Aslında merkezî yönetimin görev alanında kalan emeklilerin durumuna ilişkin iyileştirmeler ne yerel seçimlerin konusu olmalı ne de belediye başkan adaylarının vaatlerinde yer almalı. Üstüne üstlük belediye başkanlarının kendi illerinde emekli statüsündekilere özel yapacakları düzenlemeler merkezi yönetimin yetki alanına girecektir. Üniter devlet yapısı içinde eyalet sistemini akla getirecektir. Aksi halde vaat edilen yardımlardan yararlanmak için şehir değiştirmek zorunda kalacak emekliler. Doğru olan emekli statüsüne verilecek her ayrıcalığın ülke genelindeki tüm emekliler için geçerli olmasıdır. Dolayısıyla belediye başkanları kendi sorumluluk alanında kalacak şehirlerini tanımaya ve mahalle mahalle semt semt sorunlarını dile getirerek çözüm önerileri sunmaya odaklansalar yerel seçim yarışı doğru bir anlam kazanır. Nitekim başkanı olmak istediği şehri tanımayan, sorunlarına ve yaşantısına yabancı kalan bir aday, medeniyet seviyemizin en önde gelen göstergelerinden olan şehirlerimize ne verebileceği de soru işaretidir.

Belediye başkan adaylarının ve merkezi yönetimin emeklilere yönelik seçim vaatleri birbirini izliyor. İlk başta da Emekli Kart projesi geliyor. Bu kart ile emekli seçmenin gönlü alınarak, oyuna talip olunacak. Söz konusu kart ile anlaşmalı marketlerden gıda yardımı verilmesi, doğal gaz ve elektrik faturalarında indirim, emeklilerin çocukları için eğitim desteği verilmesi hedefleniyor.

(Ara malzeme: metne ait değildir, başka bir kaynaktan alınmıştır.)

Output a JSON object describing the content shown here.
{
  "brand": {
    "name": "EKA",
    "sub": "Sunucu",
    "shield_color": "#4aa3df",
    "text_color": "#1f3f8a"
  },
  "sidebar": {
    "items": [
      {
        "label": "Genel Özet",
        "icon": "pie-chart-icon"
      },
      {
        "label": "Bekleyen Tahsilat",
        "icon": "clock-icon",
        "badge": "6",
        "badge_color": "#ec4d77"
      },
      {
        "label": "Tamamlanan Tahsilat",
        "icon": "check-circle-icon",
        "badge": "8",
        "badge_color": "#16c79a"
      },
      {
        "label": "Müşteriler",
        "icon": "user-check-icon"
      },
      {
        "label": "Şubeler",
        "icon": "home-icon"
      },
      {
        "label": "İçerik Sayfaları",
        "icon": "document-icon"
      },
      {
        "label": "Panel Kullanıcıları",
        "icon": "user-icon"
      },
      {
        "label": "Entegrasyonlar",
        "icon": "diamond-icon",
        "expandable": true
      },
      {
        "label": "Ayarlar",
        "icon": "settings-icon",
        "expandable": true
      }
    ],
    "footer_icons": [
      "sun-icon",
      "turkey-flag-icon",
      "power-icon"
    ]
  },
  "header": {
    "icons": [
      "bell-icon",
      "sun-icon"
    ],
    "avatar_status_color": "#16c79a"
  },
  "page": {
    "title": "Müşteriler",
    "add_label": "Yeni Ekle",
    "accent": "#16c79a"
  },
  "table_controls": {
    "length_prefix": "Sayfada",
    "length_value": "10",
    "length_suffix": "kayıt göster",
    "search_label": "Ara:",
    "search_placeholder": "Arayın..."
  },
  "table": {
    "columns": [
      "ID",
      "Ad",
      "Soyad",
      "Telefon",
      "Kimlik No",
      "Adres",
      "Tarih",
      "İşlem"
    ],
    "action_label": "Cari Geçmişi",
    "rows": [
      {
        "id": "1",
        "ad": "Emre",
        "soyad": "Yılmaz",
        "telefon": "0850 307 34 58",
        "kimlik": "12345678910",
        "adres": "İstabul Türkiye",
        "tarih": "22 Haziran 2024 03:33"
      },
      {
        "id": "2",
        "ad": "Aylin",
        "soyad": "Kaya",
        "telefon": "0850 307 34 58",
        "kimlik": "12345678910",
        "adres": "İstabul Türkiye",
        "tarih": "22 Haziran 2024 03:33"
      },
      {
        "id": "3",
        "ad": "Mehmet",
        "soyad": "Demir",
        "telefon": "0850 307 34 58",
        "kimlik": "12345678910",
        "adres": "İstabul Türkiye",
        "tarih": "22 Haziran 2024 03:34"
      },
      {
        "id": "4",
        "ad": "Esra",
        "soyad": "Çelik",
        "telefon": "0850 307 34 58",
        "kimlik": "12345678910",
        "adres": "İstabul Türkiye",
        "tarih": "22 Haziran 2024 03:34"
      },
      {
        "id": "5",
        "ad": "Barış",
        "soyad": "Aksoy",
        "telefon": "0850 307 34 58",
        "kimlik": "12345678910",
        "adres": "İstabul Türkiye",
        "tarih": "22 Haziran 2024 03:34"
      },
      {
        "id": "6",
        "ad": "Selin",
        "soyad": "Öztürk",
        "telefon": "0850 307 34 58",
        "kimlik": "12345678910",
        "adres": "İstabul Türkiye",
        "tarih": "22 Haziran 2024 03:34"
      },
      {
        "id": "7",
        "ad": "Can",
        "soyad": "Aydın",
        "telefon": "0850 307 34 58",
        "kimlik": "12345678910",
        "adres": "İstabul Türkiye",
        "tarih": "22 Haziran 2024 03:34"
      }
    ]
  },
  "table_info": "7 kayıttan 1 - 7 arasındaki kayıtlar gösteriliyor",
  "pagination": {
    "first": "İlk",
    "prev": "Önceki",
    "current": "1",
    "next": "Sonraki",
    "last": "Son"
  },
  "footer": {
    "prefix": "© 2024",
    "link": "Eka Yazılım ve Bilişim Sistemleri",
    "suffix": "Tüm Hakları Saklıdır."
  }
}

Seçim yarışının getirdiği telaş ile emekliler için sıralanan vaatlerin her gün yeni bir tanesi gazetelere düşüyor. Su faturası indirimi, ücretsiz otobüs, metro ve dolmuş, belediye tesislerinde ayrıcalık, uçak ve tren bileti indirimi, kira desteği, banka hizmetlerinde kolaylık, promosyonlarda artış, düşük faizli kredi, kamu tesislerinde konaklama ve tatil, turizm şirketlerinden kampanya yapılmasını sağlamak ve 5000 TL maaş vermek. Anlaşılan 31 Mart'a kadar da her gün yeni bir vaat ile karşılaşacağız. Sanki akla gelen her şey telaş ile seçim vaadine dönüştürülüyor.